Passing Home Inspections in Barrington IL — Your General Contractor Should Know MORE than your Building Department
Building departments are primarily interested in ensuring that obvious structural and life-safety codes are followed, such as fire codes and electrical codes. They’re also focused on enforcing the new energy standards. They oversee and inspect only the major systems of a project(framing, plumbing, electrical, etc.), and they are only required to ensure that minimum legal safety standards are met.
For example, to pass the electrical portion of a home inspection, your village’s building department may require that a panel is wired for tamper-resistant (TR) electrical receptacles, per the 2008 National Electrical Code® (NEC®). Great. TRs provide a safer environment for children because if a child attempts to lodge a small toy or some other sharp object into an outlet (like a paperclip), there is no contact with electricity. The National Fire Protection Association explains how (TR) electrical receptacles work in more detail.
The building department may insist on Arc Fault Circuit Interrupter (AFCI), or arc-fault circuit breakers, too, because they help prevent electrical wiring fires. They’re designed to disconnect the power (get the circuits to trip/break much quicker) before an electrical arc can start a fire. Again, these are two very good codes I agree with wholly.
What’s NOT on your Building Department’s Home Inspection Checklist
What your building department probably won’t closely inspect include other critical details such as:
- The location and design of the service panel.
- The consolidation of the switching placement and installation that takes the guess-work out of the equation (this is a topic in and of itself – check out our blog titled, “Contemporary Lighting Plans for Modern Homes.”)

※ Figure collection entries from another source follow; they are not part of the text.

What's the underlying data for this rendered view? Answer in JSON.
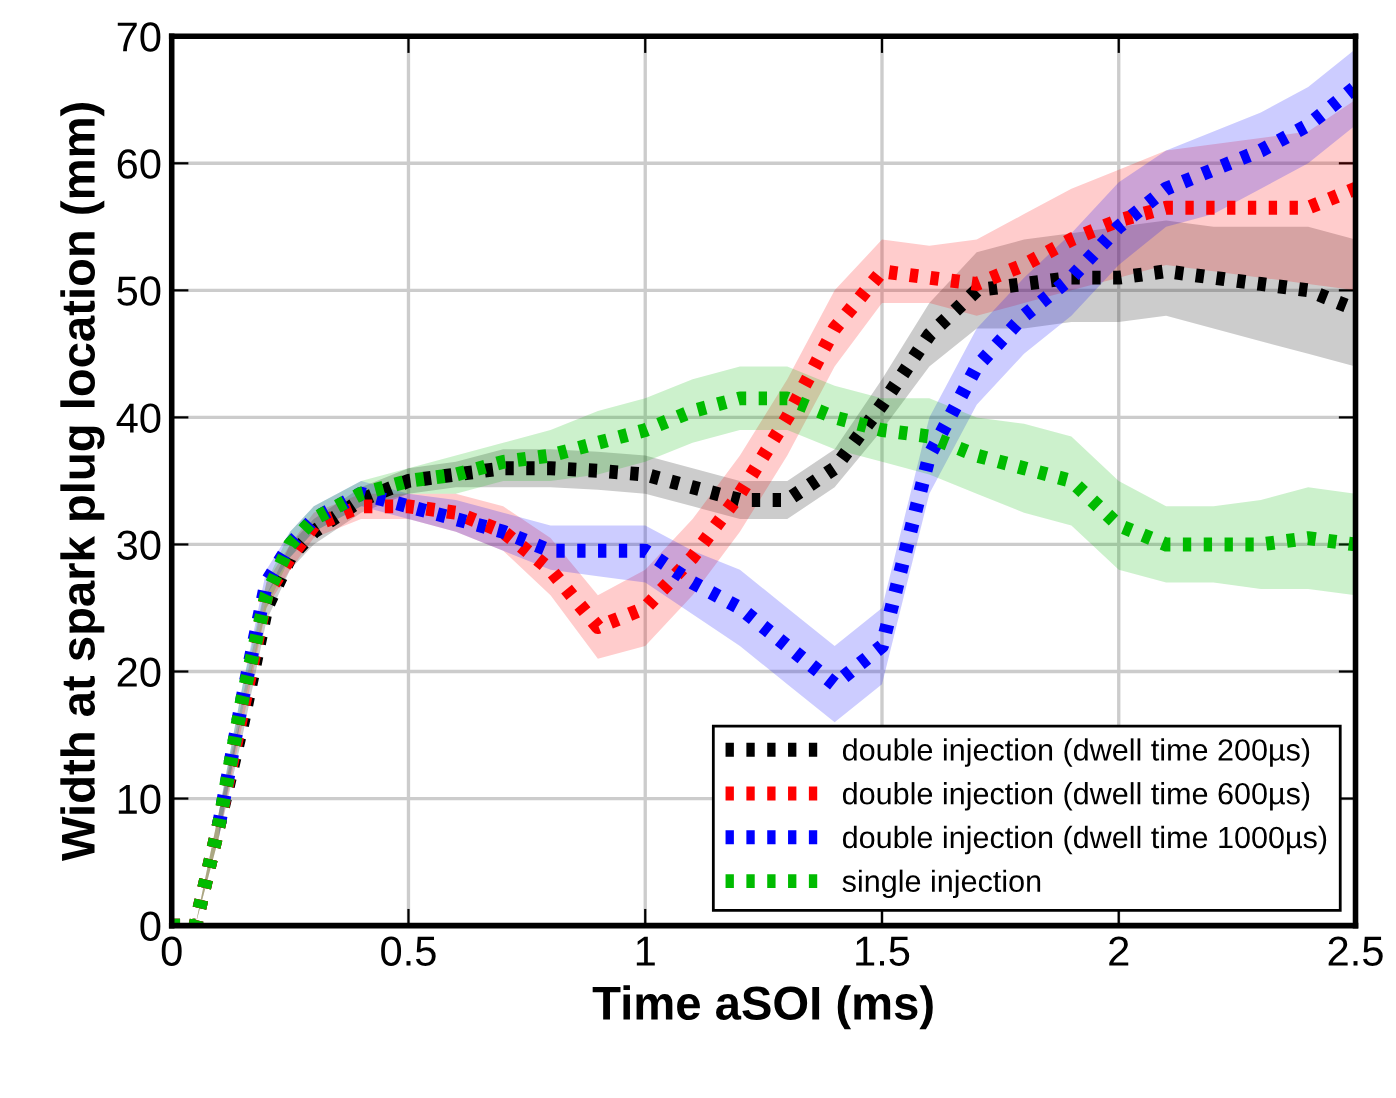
{
  "chart_data": {
    "type": "line",
    "xlabel": "Time aSOI (ms)",
    "ylabel": "Width at spark plug location (mm)",
    "x": [
      0,
      0.05,
      0.1,
      0.15,
      0.2,
      0.25,
      0.3,
      0.4,
      0.5,
      0.6,
      0.7,
      0.8,
      0.9,
      1.0,
      1.1,
      1.2,
      1.3,
      1.4,
      1.5,
      1.6,
      1.7,
      1.8,
      1.9,
      2.0,
      2.1,
      2.2,
      2.3,
      2.4,
      2.5
    ],
    "series": [
      {
        "name": "double injection (dwell time 200µs)",
        "color": "#000000",
        "values": [
          0,
          0,
          8,
          16,
          25,
          29,
          31,
          33.5,
          35,
          35.5,
          36,
          36,
          35.8,
          35.5,
          34.5,
          33.5,
          33.5,
          36,
          41,
          46.5,
          50,
          50.5,
          51,
          51,
          51.5,
          51,
          50.5,
          50,
          48.5
        ],
        "lower": [
          0,
          0,
          7,
          15,
          24,
          28,
          30,
          32.5,
          34,
          34.5,
          34.5,
          34.5,
          34.3,
          34,
          33,
          32,
          32,
          34.5,
          39,
          44,
          47,
          47,
          47.5,
          47.5,
          48,
          47,
          46,
          45,
          44
        ],
        "upper": [
          0,
          0,
          9,
          17,
          26,
          30,
          32,
          34.5,
          36,
          36.5,
          37.5,
          37.5,
          37.3,
          37,
          36,
          35,
          35,
          37.5,
          43,
          49,
          53,
          54,
          54.5,
          55,
          55.5,
          55,
          55,
          55,
          54
        ]
      },
      {
        "name": "double injection (dwell time 600µs)",
        "color": "#ff0000",
        "values": [
          0,
          0,
          8,
          17,
          26,
          29,
          31.5,
          33,
          33,
          32.5,
          31,
          28,
          23.5,
          25,
          29,
          34,
          40,
          47,
          51.5,
          51,
          50.5,
          52,
          54,
          55.5,
          56.5,
          56.5,
          56.5,
          56.5,
          58
        ],
        "lower": [
          0,
          0,
          7,
          16,
          25,
          28,
          30.5,
          32,
          32,
          31,
          29.5,
          26,
          21,
          22,
          26,
          31,
          37,
          44,
          49,
          49,
          48,
          49,
          50,
          51,
          52,
          51.5,
          51,
          50.5,
          50
        ],
        "upper": [
          0,
          0,
          9,
          18,
          27,
          30,
          32.5,
          34,
          34,
          34,
          33,
          30.5,
          26,
          28,
          32,
          37,
          43,
          50,
          54,
          53.5,
          54,
          56,
          58,
          59.5,
          61,
          61.5,
          62,
          62.5,
          65
        ]
      },
      {
        "name": "double injection (dwell time 1000µs)",
        "color": "#0000ff",
        "values": [
          null,
          null,
          8,
          18,
          27,
          30,
          32,
          34,
          33,
          32,
          31,
          29.5,
          29.5,
          29.5,
          27,
          25,
          22,
          19,
          22,
          37,
          44,
          48,
          51,
          55,
          58,
          59.5,
          61,
          63,
          66
        ],
        "lower": [
          null,
          null,
          7,
          17,
          26,
          29,
          31,
          33,
          32,
          31,
          29.5,
          28,
          27.5,
          27,
          24.5,
          22,
          19,
          16,
          19,
          34,
          41,
          45,
          48,
          52,
          55,
          56,
          58,
          60,
          63
        ],
        "upper": [
          null,
          null,
          9,
          19,
          28,
          31,
          33,
          35,
          34,
          33.5,
          32.5,
          31.5,
          31.5,
          31.5,
          29.5,
          28,
          25,
          22,
          25,
          40,
          47,
          51,
          54.5,
          58.5,
          61,
          62.5,
          64,
          66,
          69
        ]
      },
      {
        "name": "single injection",
        "color": "#00bb00",
        "values": [
          0,
          0,
          8,
          18,
          26,
          30,
          32,
          34,
          35,
          35.5,
          36.5,
          37,
          38,
          39,
          40.5,
          41.5,
          41.5,
          40,
          39,
          38.5,
          37,
          36,
          35,
          31.5,
          30,
          30,
          30,
          30.5,
          30
        ],
        "lower": [
          0,
          0,
          7,
          17,
          25,
          29,
          31,
          33,
          34,
          34,
          35,
          35,
          35.5,
          36.5,
          38,
          39,
          39,
          37.5,
          36.5,
          35.5,
          34,
          32.5,
          31.5,
          28,
          27,
          27,
          26.5,
          26.5,
          26
        ],
        "upper": [
          0,
          0,
          9,
          19,
          27,
          31,
          33,
          35,
          36,
          37,
          38,
          39,
          40.5,
          41.5,
          43,
          44,
          44,
          42.5,
          41.5,
          41.5,
          40,
          39.5,
          38.5,
          35,
          33,
          33,
          33.5,
          34.5,
          34
        ]
      }
    ],
    "xlim": [
      0,
      2.5
    ],
    "ylim": [
      0,
      70
    ],
    "xticks": [
      0,
      0.5,
      1,
      1.5,
      2,
      2.5
    ],
    "yticks": [
      0,
      10,
      20,
      30,
      40,
      50,
      60,
      70
    ],
    "grid": true,
    "legend": "bottom right",
    "line_style": "dotted",
    "marker": "none"
  }
}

- How to provide homeowners optimum efficiency and value in a state-of-the-art electrical package.
- How to work with and utilize the expertise of a licensed electrician in good standing.
In other words, the general contractor you hire should be the person ultimately responsible for the work done in your home, including the creation of quality standards that the entire building team follow in addition to what the basic codes require.

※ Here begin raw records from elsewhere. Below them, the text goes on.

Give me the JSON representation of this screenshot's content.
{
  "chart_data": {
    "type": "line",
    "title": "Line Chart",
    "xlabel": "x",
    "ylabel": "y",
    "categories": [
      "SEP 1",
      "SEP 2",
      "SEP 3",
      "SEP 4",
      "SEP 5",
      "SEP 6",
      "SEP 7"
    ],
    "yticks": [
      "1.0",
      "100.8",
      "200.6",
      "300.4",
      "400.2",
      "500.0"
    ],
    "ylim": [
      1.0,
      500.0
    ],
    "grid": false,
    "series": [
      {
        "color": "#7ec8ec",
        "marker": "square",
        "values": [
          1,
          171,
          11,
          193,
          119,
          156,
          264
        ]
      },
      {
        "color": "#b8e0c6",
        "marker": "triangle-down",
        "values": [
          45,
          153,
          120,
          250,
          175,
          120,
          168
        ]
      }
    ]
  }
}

Are you planning on installing hardwood floors in any part of your home? Nice choice, of course. But guess what? Your building department inspector will not care one bit about the humidity content in your plywood subfloor and the uninstalled flooring materials. They won’t educate you regarding proper seasonal humidity levels so your hardwood floors don’t shift. If there’s too much moisture in a floor, you can expect significant gaps in the winter. Important issues like this one require specific knowledge, but it’s not on an inspector’s radar.

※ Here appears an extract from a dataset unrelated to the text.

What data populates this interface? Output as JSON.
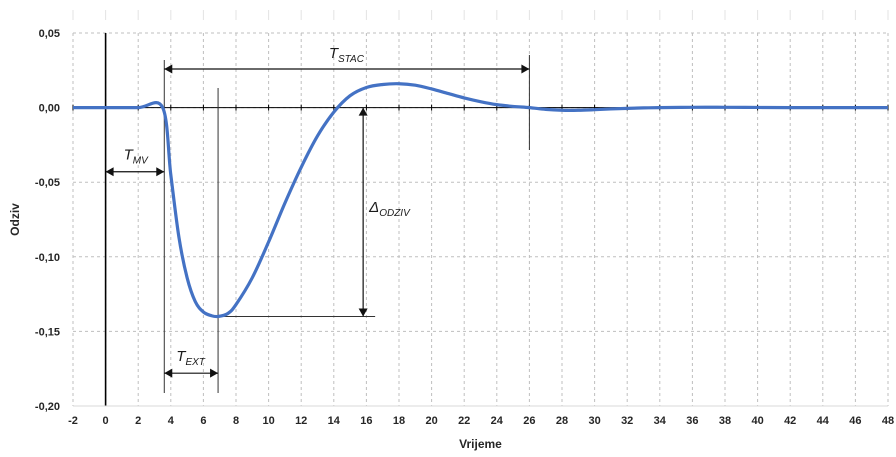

We all have showers, right? Most people tile their showers, but your village building department does not have standards for issues like water-proofing showers. If a shower wall’s membrane or base aren’t properly water-proofed, homeowners can expect mildew and buildup later on. This health-safety issue is not on your building department’s home inspection checklist.
Another example is drywall. You can easily pass a home inspection in Barrington, IL or any part of the Midwest for most types of drywall because a building department is not going to adhere to any drywall quality finishing standards. When the light shines on your drywall, visible nail pops and seams due to a bad taper job does not fall under the purview of a building inspector’s quality-control list. Again, this falls under your general contractor’s responsibilities.
I can go on and on about these types of examples. The main point I’m making is that for the worst evils, the building department is there to catch safety problems or work that doesn’t conform to code. The mark of a conscientious contractor is one who has his own strict, internal standards and extensive checklists. My advice to homeowners is to request to see the written documents a company uses to ensure all work done is checked at the appropriate phase. If this cannot be produced, the contractor is likely not serious about quality control!!